Unlike the private sector, Rottman said, "government can take your life or liberty."

When users sign onto Google or Facebook, they choose to give up their personal information in order to get valuable services from the companies, which sets up a dynamic fundamentally different from government surveillance.

But more often than not, Calabrese says, user consent is not enough to justify data collection, because of the lack of transparency in the process. "People aren't always aware of the amount of information being collected about them when they surf online," he said.

"People should be voting with their feet when companies aren't supporting the most aggressive privacy policies," Rottman said. But users are often not informed voters. "You can't vote with your feet unless you know you need to vote with your feet," said Rottman.

Although the Senate's attention has been caught up lately in the debate over government surveillance, legislation introduced earlier this year aimed to bolster data privacy by placing limits on the private sector.

Sen. Ed Markey, D-Mass., is behind two such bills this year. Along with Sen. Orrin Hatch, R-Utah, Markey reintroduced legislation last month that would place security requirements on companies that deal in student data and would forbid them from using student data for advertising.

Markey also reintroduced a more general bill in March aimed at improving the accuracy of personal information stored online. It would require "data brokers"—that is, companies that collect and sell personal data—to have a system by which users can verify that their information is correct and to allow users to choose not to make their data available for marketing.

And Sen. Bernie Sanders, the Democratic presidential candidate, a longtime advocate of data privacy, has turned his trademark ire against both the government's and the private sector's data-collection policies. He calls government surveillance "Orwellian" and presents a bleak picture of agencies obsessed with tracking Americans' every movement, but his criticism is not limited to the government.

"While today we are focusing appropriately on the role of the federal government in issues of civil liberties, we must also understand that it is not just the government that is collecting information on law-abiding Americans," Sanders said in a speech last month. "In fact, the private sector's collection of information is just as intrusive and equally dangerous."

Sanders said during that speech that he will introduce legislation calling for a "comprehensive review of data collection by public and private entities and the impact that that data is having on the American people." That legislation has not yet materialized, and the senator's office remains tight-lipped about the bill.

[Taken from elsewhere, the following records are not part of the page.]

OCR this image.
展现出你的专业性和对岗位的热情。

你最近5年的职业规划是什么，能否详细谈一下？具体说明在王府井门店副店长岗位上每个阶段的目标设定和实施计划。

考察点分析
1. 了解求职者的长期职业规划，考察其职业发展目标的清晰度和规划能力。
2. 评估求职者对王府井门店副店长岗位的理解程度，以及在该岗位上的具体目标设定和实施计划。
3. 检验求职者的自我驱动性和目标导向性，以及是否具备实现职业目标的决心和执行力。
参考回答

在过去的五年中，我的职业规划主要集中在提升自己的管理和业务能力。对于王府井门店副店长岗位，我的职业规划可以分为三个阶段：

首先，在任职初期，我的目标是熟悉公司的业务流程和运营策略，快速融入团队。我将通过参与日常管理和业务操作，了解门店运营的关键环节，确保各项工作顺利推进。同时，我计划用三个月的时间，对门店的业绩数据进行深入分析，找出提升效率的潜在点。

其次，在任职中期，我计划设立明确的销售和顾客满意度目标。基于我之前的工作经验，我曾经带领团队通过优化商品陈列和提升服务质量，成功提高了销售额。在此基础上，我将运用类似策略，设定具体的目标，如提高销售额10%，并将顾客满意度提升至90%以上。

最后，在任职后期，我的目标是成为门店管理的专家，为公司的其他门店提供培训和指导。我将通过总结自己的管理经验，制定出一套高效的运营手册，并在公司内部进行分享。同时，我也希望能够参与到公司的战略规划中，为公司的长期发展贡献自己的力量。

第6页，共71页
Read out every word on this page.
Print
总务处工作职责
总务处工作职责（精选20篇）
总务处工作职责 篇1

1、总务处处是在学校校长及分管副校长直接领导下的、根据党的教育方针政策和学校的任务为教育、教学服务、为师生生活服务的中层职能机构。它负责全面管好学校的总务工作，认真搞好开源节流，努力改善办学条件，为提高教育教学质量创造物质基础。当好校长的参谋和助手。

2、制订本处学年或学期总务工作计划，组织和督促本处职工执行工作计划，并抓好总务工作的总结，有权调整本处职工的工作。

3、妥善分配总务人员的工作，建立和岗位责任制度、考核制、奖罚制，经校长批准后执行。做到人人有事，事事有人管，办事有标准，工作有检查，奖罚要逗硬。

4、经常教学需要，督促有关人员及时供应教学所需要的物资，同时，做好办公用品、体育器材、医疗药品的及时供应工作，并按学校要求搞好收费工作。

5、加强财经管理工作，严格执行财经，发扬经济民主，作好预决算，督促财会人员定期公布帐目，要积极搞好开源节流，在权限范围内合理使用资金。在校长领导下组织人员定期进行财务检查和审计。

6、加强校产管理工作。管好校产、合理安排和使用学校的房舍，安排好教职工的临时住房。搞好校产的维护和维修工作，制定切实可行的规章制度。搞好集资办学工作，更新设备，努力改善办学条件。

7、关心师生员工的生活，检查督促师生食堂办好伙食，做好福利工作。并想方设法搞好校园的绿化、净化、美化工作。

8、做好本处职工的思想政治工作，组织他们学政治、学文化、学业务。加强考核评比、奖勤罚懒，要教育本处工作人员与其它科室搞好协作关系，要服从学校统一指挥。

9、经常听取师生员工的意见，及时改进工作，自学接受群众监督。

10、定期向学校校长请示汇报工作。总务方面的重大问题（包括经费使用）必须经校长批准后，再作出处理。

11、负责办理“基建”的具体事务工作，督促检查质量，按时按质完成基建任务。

For their part, various tech companies are paying attention to the trend.

Google on Monday unveiled a frequently asked questions page to address users' privacy concerns, answering questions like "Does Google sell my personal information?" and "How does Google keep my information safe?" It also revamped its account settings page, offering privacy and security "checkups" to walk users through steps to keep their data safe.

On the same day, Facebook announced it will offer the option to send sensitive information, like password reset links, in encrypted emails. ("New Facebook feature shows actual respect for your privacy," read a Wired headline on an article about the announcement.) Facebook already encrypts traffic to and from its site, and offers privacy fanatics—or those who fear government retribution for their actions on the social network—access to its services via the Tor browser, widely regarded as the most secure and private way to access the Internet.

The companies' changes are moves in the right direction, according to Calabrese. Although Google's announcement did not include any changes in data-collection policy, it did represent an important increase in transparency and accessibility.

"Usability really does matter," Calabrese said. "Too often, privacy controls are hard for consumers to figure out. They tend to get frustrated and not use them."